Two high ranking former officials have been charged with misuse of authority, three years after an investigation revealed their involvement in letting a high profile drug trafficker leave the country illegally.
A spokesman from the Prosecutor General’s office told media on Thursday that a case against former prisons commissioner, Moosa Azim, and former deputy home affairs minister, Mohamed Hanim, had been forwarded to the criminal court.
Ibrahim Shafaz Abdul Razzak, the leader of a nation-wide drug network, was serving an 18-year jail sentence when on February 5, 2014, he was allowed to go to Sri lanka on medical leave. Shafaz asked the high court to review the case after reaching Sri Lanka.

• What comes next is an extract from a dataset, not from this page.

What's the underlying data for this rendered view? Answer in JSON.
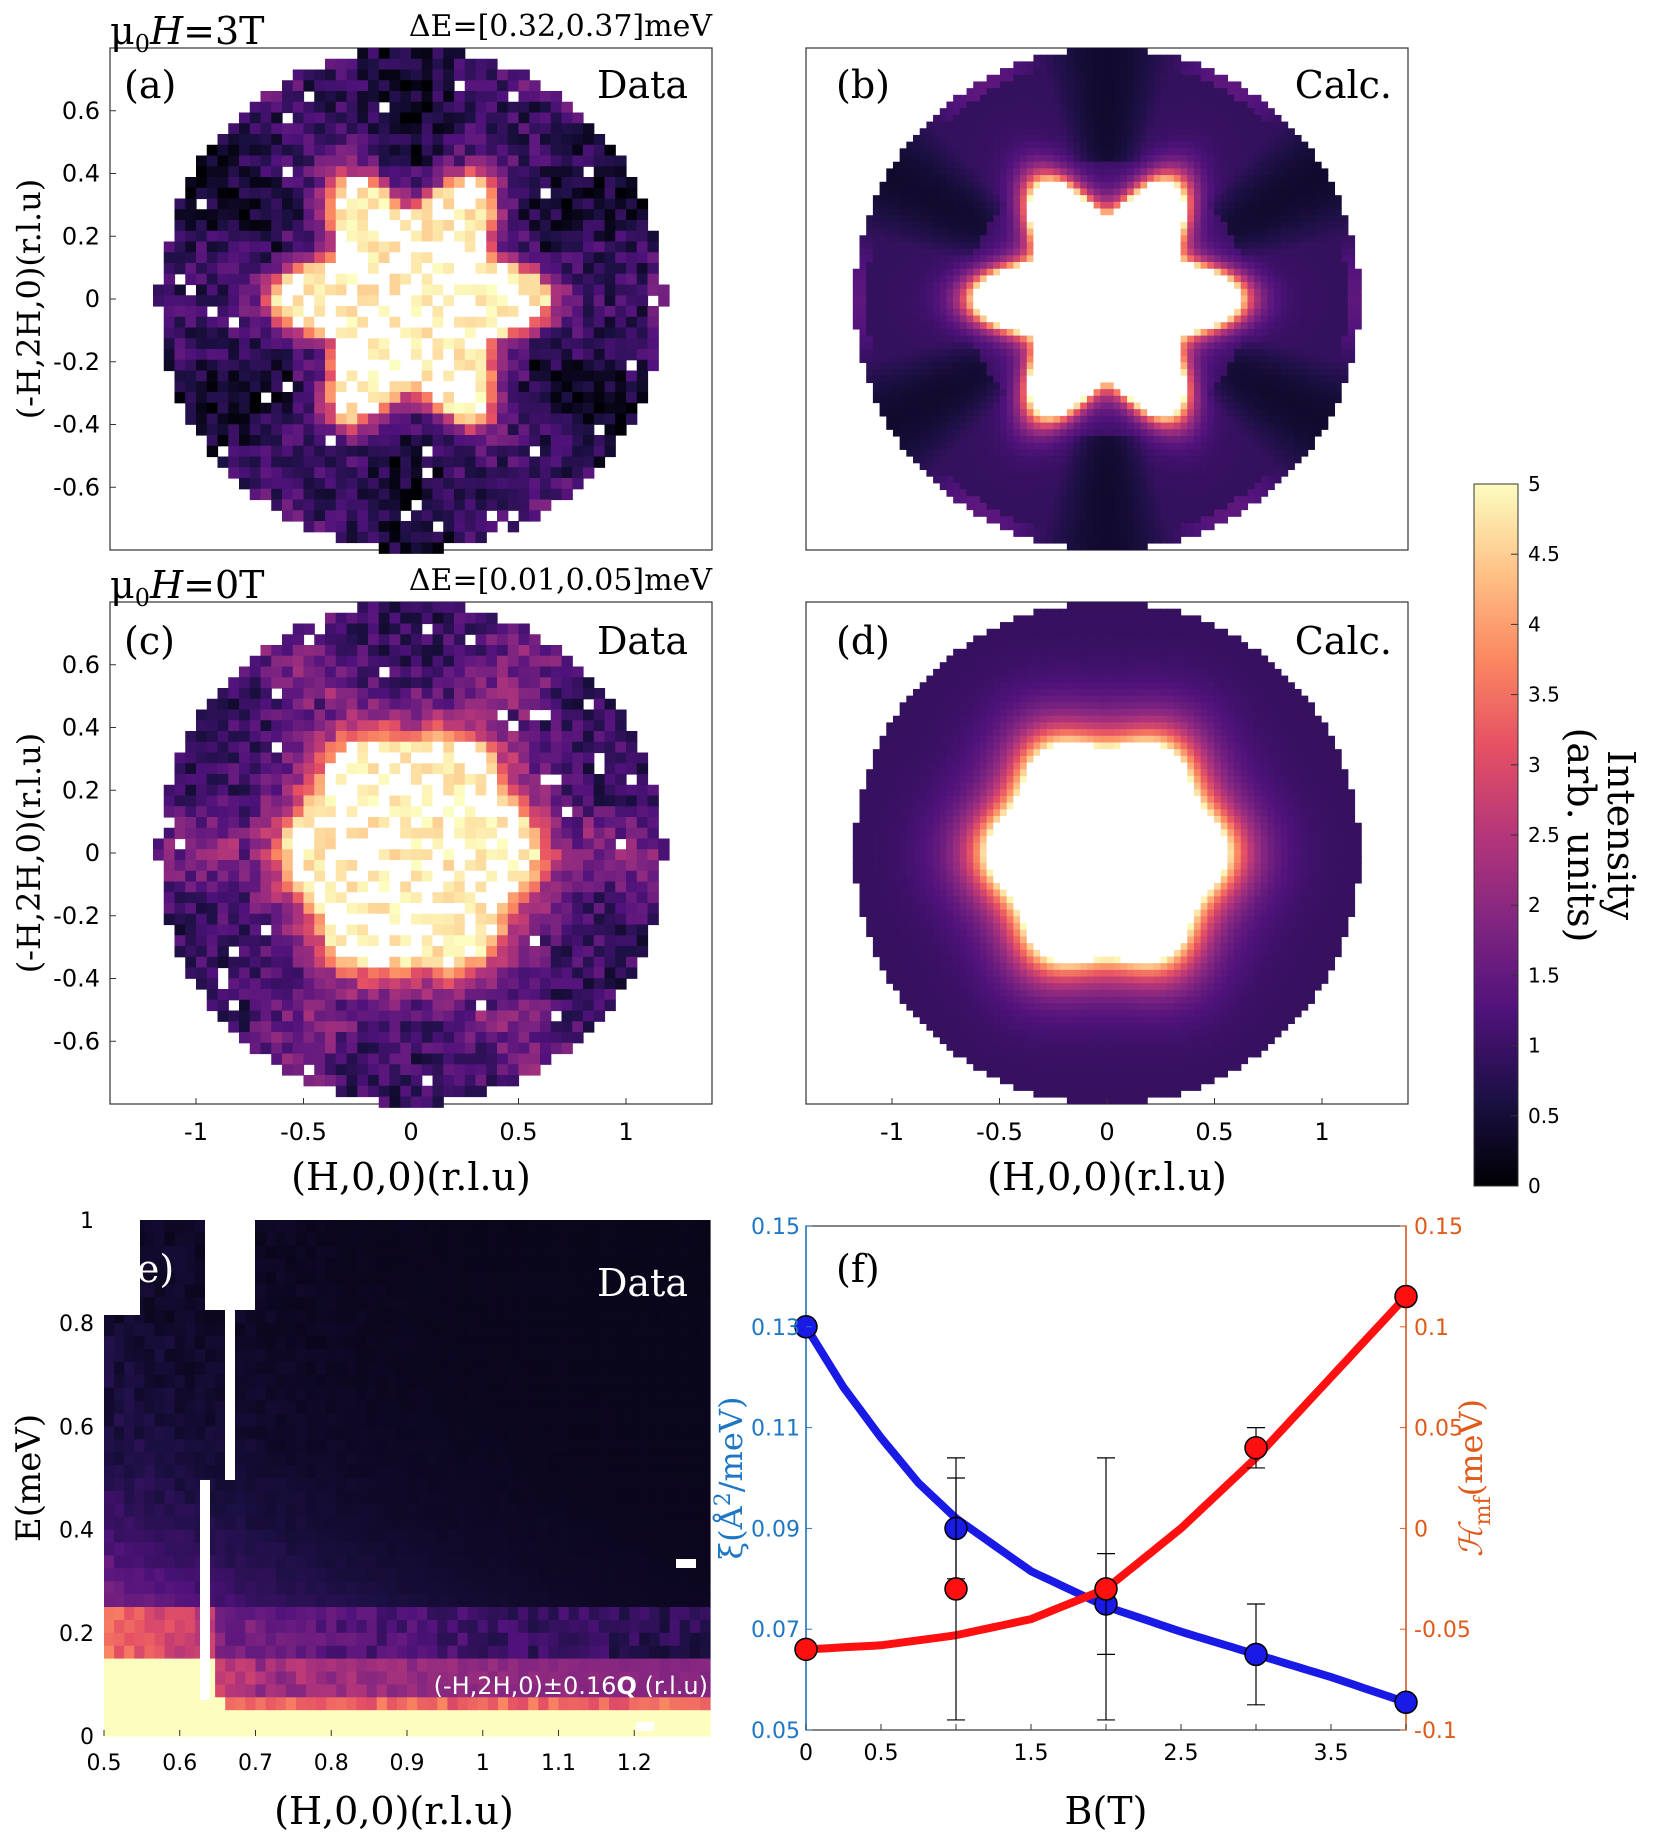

He was caught in Colombo three months later and brought back to Male, where he resumed his sentence for eight more months. But the high court overturned his sentence in 2015 and freed him, citing insufficient and illegally obtained evidence.
The investigation by the Anti-Corruption Commission revealed that Hanim paid a personal visit to a doctor’s home to obtain a signature confirming that Shafaz required urgent medical care abroad.
Hanim, who is now a deputy environment minister, oversaw the illegal preparation of Shafaz’s travel documents and allowed him to leave the country without obtaining formal approval from the medical board at Maldives Correctional Service (MCS).
It was also revealed that Azim had lobbied the MCS medical board to approve Shafaz’s release, despite knowing his paperwork was incomplete.
In addition to Hanim and Azim, the ACC recommended corruption charges be filed against two members of the medical board, a technical officer at Indira Gandhi Memorial Hospital and an MCS employee.
The PG decided not to press charges against the four.